FAQ

What kind of pipelines can looper run?

Looper can run samples through any pipeline that runs on the command line. The flexible pipeline interface file allows looper to execute arbitrary shell commands. A pipeline may consist of scripts in languages like Perl, Python, or bash, or it may be built with a particular framework. Typically, we use Python pipelines built using the pypiper package, which provides some additional power to looper, but that's optional.

Why isn't the looper executable available on PATH?

By default, Python packages are installed to ~/.local/bin. You can add that location to your path by appending it (export PATH=$PATH:~/.local/bin).

How can I run my jobs on a cluster?

Looper uses the external package divvy for cluster computing, making it flexible enough to use with any cluster resource environment. Please see the tutorial on cluster computing with looper and divvy.

What's the difference between looper and pypiper?

pypiper is a more traditional workflow-building framework; it helps you build pipelines to process individual samples. looper is completely pipeline-agnostic, and has nothing to do with individual processing steps; it operates groups of samples (as in a project), submitting the appropriate pipeline(s) to a cluster or server (or running them locally). The two projects are independent and can be used separately, but they are most powerful when combined. They complement one another, together constituting a comprehensive pipeline management system.

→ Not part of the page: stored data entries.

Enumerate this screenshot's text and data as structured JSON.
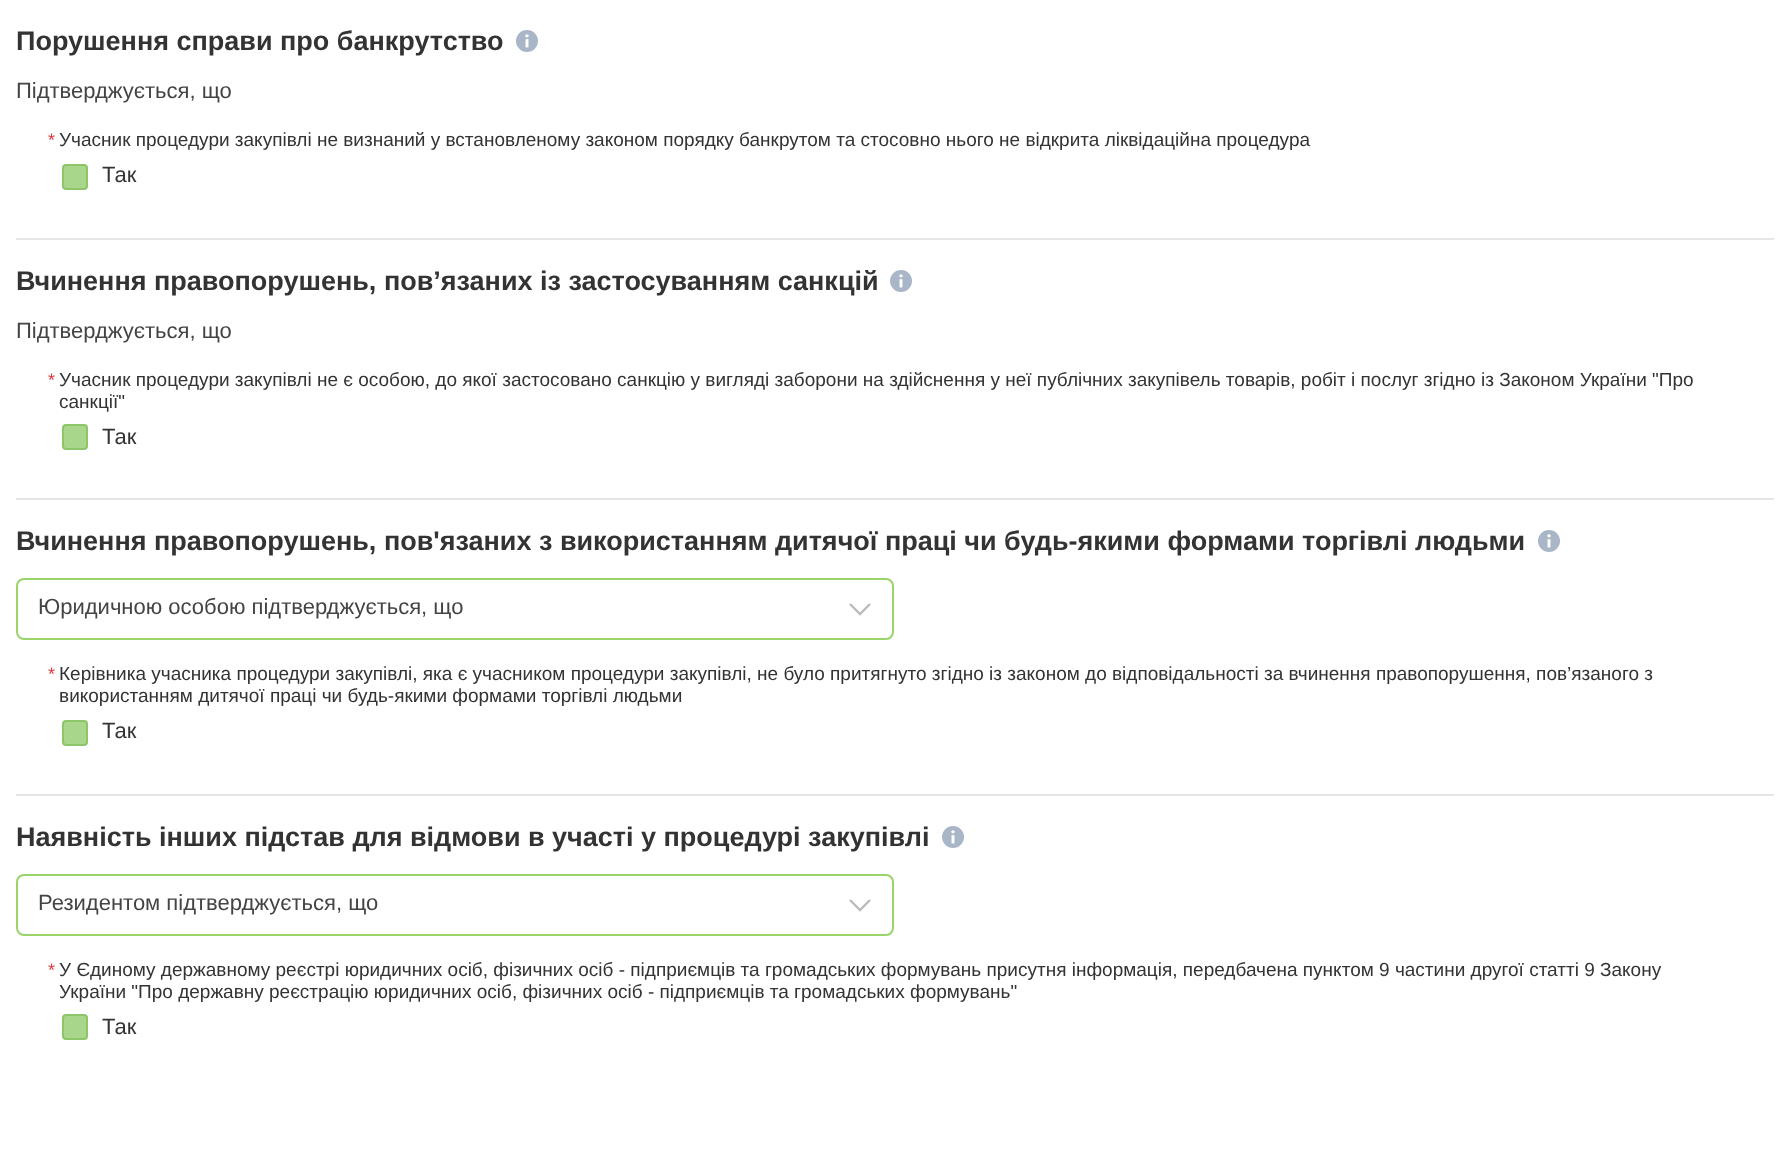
{
  "sections": [
    {
      "title": "Порушення справи про банкрутство",
      "kind": "text",
      "subtitle": "Підтверджується, що",
      "requirement": "Учасник процедури закупівлі не визнаний у встановленому законом порядку банкрутом та стосовно нього не відкрита ліквідаційна процедура",
      "required_mark": "*",
      "option": {
        "label": "Так",
        "checked": true
      }
    },
    {
      "title": "Вчинення правопорушень, пов’язаних із застосуванням санкцій",
      "kind": "text",
      "subtitle": "Підтверджується, що",
      "requirement": "Учасник процедури закупівлі не є особою, до якої застосовано санкцію у вигляді заборони на здійснення у неї публічних закупівель товарів, робіт і послуг згідно із Законом України \"Про санкції\"",
      "required_mark": "*",
      "option": {
        "label": "Так",
        "checked": true
      }
    },
    {
      "title": "Вчинення правопорушень, пов'язаних з використанням дитячої праці чи будь-якими формами торгівлі людьми",
      "kind": "dropdown",
      "value": "Юридичною особою підтверджується, що",
      "requirement": "Керівника учасника процедури закупівлі, яка є учасником процедури закупівлі, не було притягнуто згідно із законом до відповідальності за вчинення правопорушення, пов’язаного з використанням дитячої праці чи будь-якими формами торгівлі людьми",
      "required_mark": "*",
      "option": {
        "label": "Так",
        "checked": true
      }
    },
    {
      "title": "Наявність інших підстав для відмови в участі у процедурі закупівлі",
      "kind": "dropdown",
      "value": "Резидентом підтверджується, що",
      "requirement": "У Єдиному державному реєстрі юридичних осіб, фізичних осіб - підприємців та громадських формувань присутня інформація, передбачена пунктом 9 частини другої статті 9 Закону України \"Про державну реєстрацію юридичних осіб, фізичних осіб - підприємців та громадських формувань\"",
      "required_mark": "*",
      "option": {
        "label": "Так",
        "checked": true
      }
    }
  ]
}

Why isn't a sample being processed by a pipeline (Not submitting, flag found: ['*_<status>.flag'])?

When using the run subcommand, for each sample being processed looper first checks for "flag" files in the sample's designated output folder for flag files (which can be _completed.flag, or _running.flag, or _failed.flag). Typically, we don't want to resubmit a job that's already running or already finished, so by default, looper will not submit a job when it finds a flag file. This is what the message above is indicating.

If you do in fact want to re-rerun a sample (maybe you've updated the pipeline, or you want to run restart a failed attempt), you can do so by just passing to looper at startup the --ignore-flags option; this will skip the flag check for all samples. If you only want to re-run or restart a few samples, it's best to just delete the flag files for the samples you want to restart, then use looper run as normal.

You may be interested in the usage docs for the looper rerun command, which runs any failed samples.

How can I resubmit a subset of jobs that failed?

As of version 0.11, you can use looper rerun to submit only jobs with a failed flag. By default, looper will not submit a job that has already run. If you want to restart a sample (maybe you've updated the pipeline, or you want to restart a failed attempt), you can either use looper rerun to restart only failed jobs, or you pass --ignore-flags, which will resubmit all samples. If you want more specificity, you can just manually delete the "flag" files for the samples you want to restart, then use looper run as normal.

Why are computing resources defined in the pipeline interface file instead of in the divvy computing configuration file?

You may notice that the compute config file does not specify resources to request (like memory, CPUs, or time). Yet, these are required in order to submit a job to a cluster. Resources are not handled by the divcfg file because they not relative to a particular computing environment; instead they vary by pipeline and sample. As such, these items should be defined at other stages.

Resources defined in the pipeline_interface.yaml file (pipelines section) that connects looper to a pipeline. The reason for this is that the pipeline developer is the most likely to know what sort of resources her pipeline requires, so she is in the best position to define the resources requested. For more information on how to adjust resources, see the pipelines section of the pipeline interface page. If all the different configuration files seem confusing, now is a good time to review who's who in configuration files.

Which configuration file has which settings?

There's a list on the config files page.